The opposition to it was really either political or ideological. I don't think that holds water against real flesh and blood, and real improvements in people's lives.

Was it Barack Obama?

Nancy Pelosi?

Paul Krugman?

Actually, it was John Kasich, governor of Ohio, during an interview with the Associated Press. He's a Republican, in case you didn't know.

Kasich later clarified to Politico that he was speaking not about the Affordable Care Act as a whole, which he continues to oppose, but simply about the law's expansion of Medicaid. And, to be clear, it wouldn't be the first time Kasich has done that. Kasich fought hard to have his state participate in the Medicaid expansion—eventually circumventing the state legislature to get it done. But in the same interview, when asked about repeal of the law, Kasich said flatly "that's not gonna happen." 

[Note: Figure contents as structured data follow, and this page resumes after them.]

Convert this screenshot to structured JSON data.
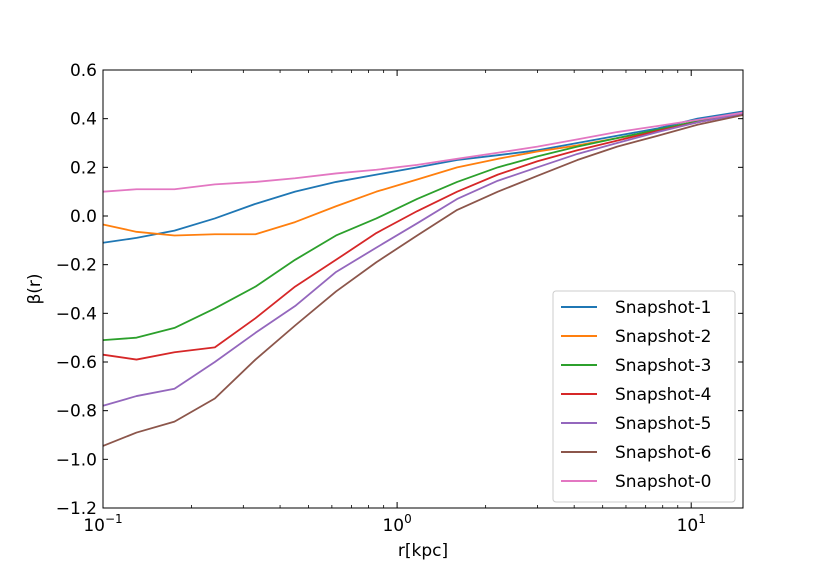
{
  "chart_data": {
    "type": "line",
    "xscale": "log",
    "xlim": [
      0.1,
      15
    ],
    "ylim": [
      -1.2,
      0.6
    ],
    "xlabel": "r[kpc]",
    "ylabel": "β(r)",
    "x_ticks": [
      {
        "value": 0.1,
        "base": "10",
        "exp": "−1"
      },
      {
        "value": 1,
        "base": "10",
        "exp": "0"
      },
      {
        "value": 10,
        "base": "10",
        "exp": "1"
      }
    ],
    "y_ticks": [
      {
        "value": -1.2,
        "label": "−1.2"
      },
      {
        "value": -1.0,
        "label": "−1.0"
      },
      {
        "value": -0.8,
        "label": "−0.8"
      },
      {
        "value": -0.6,
        "label": "−0.6"
      },
      {
        "value": -0.4,
        "label": "−0.4"
      },
      {
        "value": -0.2,
        "label": "−0.2"
      },
      {
        "value": 0.0,
        "label": "0.0"
      },
      {
        "value": 0.2,
        "label": "0.2"
      },
      {
        "value": 0.4,
        "label": "0.4"
      },
      {
        "value": 0.6,
        "label": "0.6"
      }
    ],
    "legend_position": "lower-right",
    "x": [
      0.1,
      0.13,
      0.175,
      0.24,
      0.33,
      0.45,
      0.62,
      0.85,
      1.17,
      1.6,
      2.2,
      3.0,
      4.1,
      5.6,
      7.7,
      10.5,
      15
    ],
    "series": [
      {
        "name": "Snapshot-1",
        "color": "#1f77b4",
        "values": [
          -0.11,
          -0.09,
          -0.06,
          -0.01,
          0.05,
          0.1,
          0.14,
          0.17,
          0.2,
          0.23,
          0.25,
          0.27,
          0.3,
          0.33,
          0.36,
          0.4,
          0.43
        ]
      },
      {
        "name": "Snapshot-2",
        "color": "#ff7f0e",
        "values": [
          -0.035,
          -0.065,
          -0.08,
          -0.075,
          -0.075,
          -0.025,
          0.04,
          0.1,
          0.15,
          0.2,
          0.235,
          0.265,
          0.29,
          0.32,
          0.35,
          0.39,
          0.425
        ]
      },
      {
        "name": "Snapshot-3",
        "color": "#2ca02c",
        "values": [
          -0.51,
          -0.5,
          -0.46,
          -0.38,
          -0.29,
          -0.18,
          -0.08,
          -0.01,
          0.07,
          0.14,
          0.2,
          0.245,
          0.285,
          0.32,
          0.355,
          0.39,
          0.42
        ]
      },
      {
        "name": "Snapshot-4",
        "color": "#d62728",
        "values": [
          -0.57,
          -0.59,
          -0.56,
          -0.54,
          -0.42,
          -0.29,
          -0.18,
          -0.07,
          0.02,
          0.1,
          0.17,
          0.225,
          0.27,
          0.31,
          0.35,
          0.385,
          0.42
        ]
      },
      {
        "name": "Snapshot-5",
        "color": "#9467bd",
        "values": [
          -0.78,
          -0.74,
          -0.71,
          -0.6,
          -0.48,
          -0.37,
          -0.23,
          -0.13,
          -0.03,
          0.07,
          0.145,
          0.2,
          0.255,
          0.3,
          0.345,
          0.385,
          0.42
        ]
      },
      {
        "name": "Snapshot-6",
        "color": "#8c564b",
        "values": [
          -0.945,
          -0.89,
          -0.845,
          -0.75,
          -0.59,
          -0.45,
          -0.31,
          -0.19,
          -0.08,
          0.025,
          0.1,
          0.165,
          0.23,
          0.285,
          0.33,
          0.375,
          0.415
        ]
      },
      {
        "name": "Snapshot-0",
        "color": "#e377c2",
        "values": [
          0.1,
          0.11,
          0.11,
          0.13,
          0.14,
          0.155,
          0.175,
          0.19,
          0.21,
          0.235,
          0.26,
          0.285,
          0.315,
          0.345,
          0.37,
          0.395,
          0.425
        ]
      }
    ]
  }
}
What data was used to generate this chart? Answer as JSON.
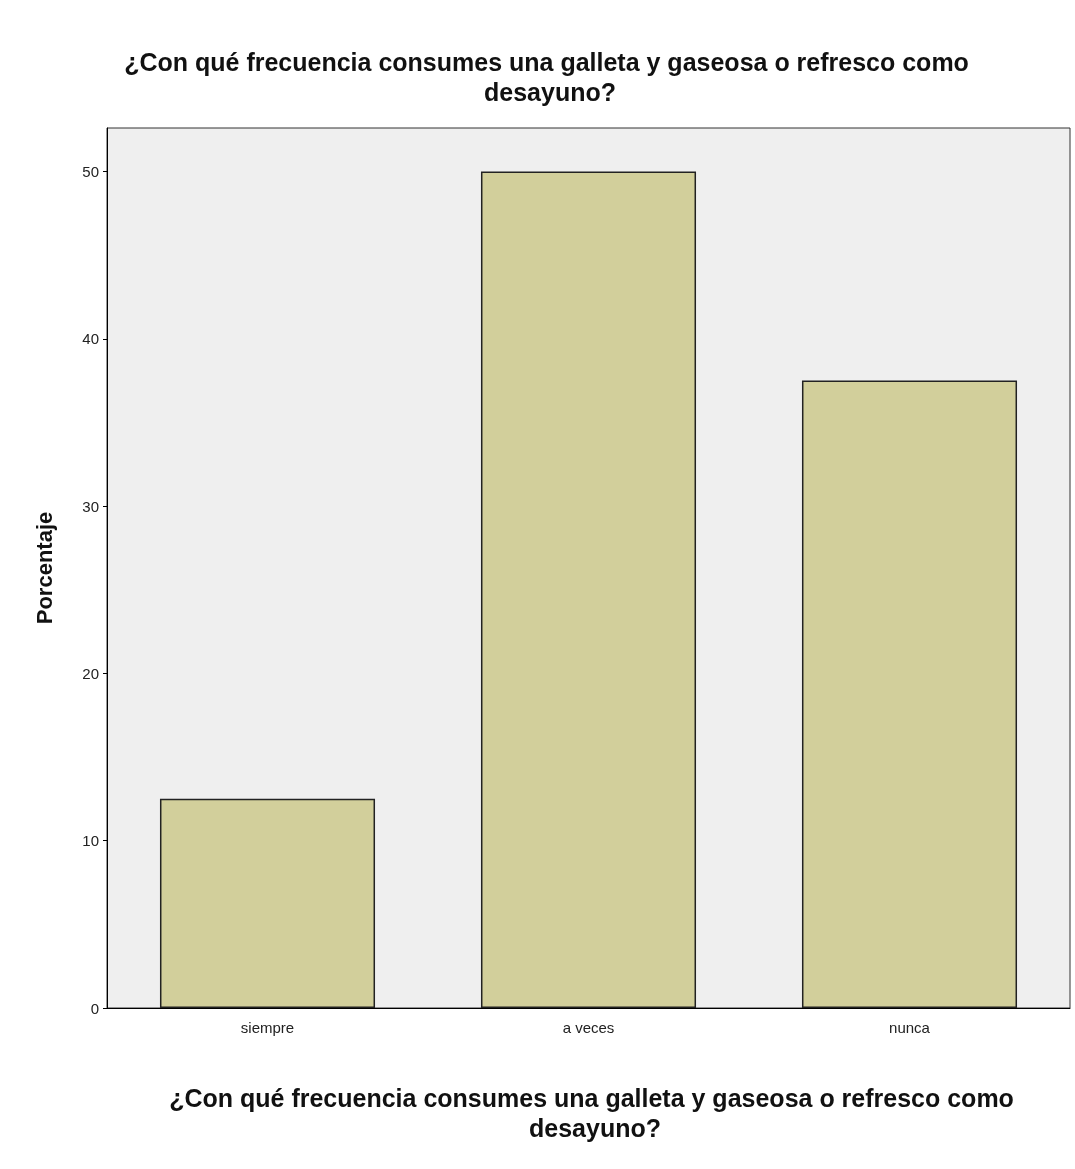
{
  "chart_data": {
    "type": "bar",
    "title": "¿Con qué frecuencia consumes una galleta y gaseosa o refresco como desayuno?",
    "xlabel": "¿Con qué frecuencia consumes una galleta y gaseosa o refresco como desayuno?",
    "ylabel": "Porcentaje",
    "categories": [
      "siempre",
      "a veces",
      "nunca"
    ],
    "values": [
      12.5,
      50,
      37.5
    ],
    "color": "#d2cf9b",
    "ylim": [
      0,
      52.6
    ],
    "yticks": [
      0,
      10,
      20,
      30,
      40,
      50
    ],
    "grid": false
  }
}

Such non-hysterical talk about Obamacare is heresy on the political right, although it shouldn't be. It’s easy to forget, but the basic idea of Obamacare—a system of competing private insurance plans, with subsidies to help lower income people pay them—used to have the support from many conservatives. Many of the law’s features, like a cap on the tax exemption for group health insurance, remain popular on the right. And while Republicans don't typically like Medicaid, there's a long history of Republican governors working with Washington to implement the program in ways that ultimately benefit their states.

The reason you don’t hear more praise like this from Republicans is largely political (it’s Obama’s law) and ideological (it involves some government intervention)—which, of course, was precisely Kasich’s point.

Update: I added material from the Politico interview, which appeared later in the day.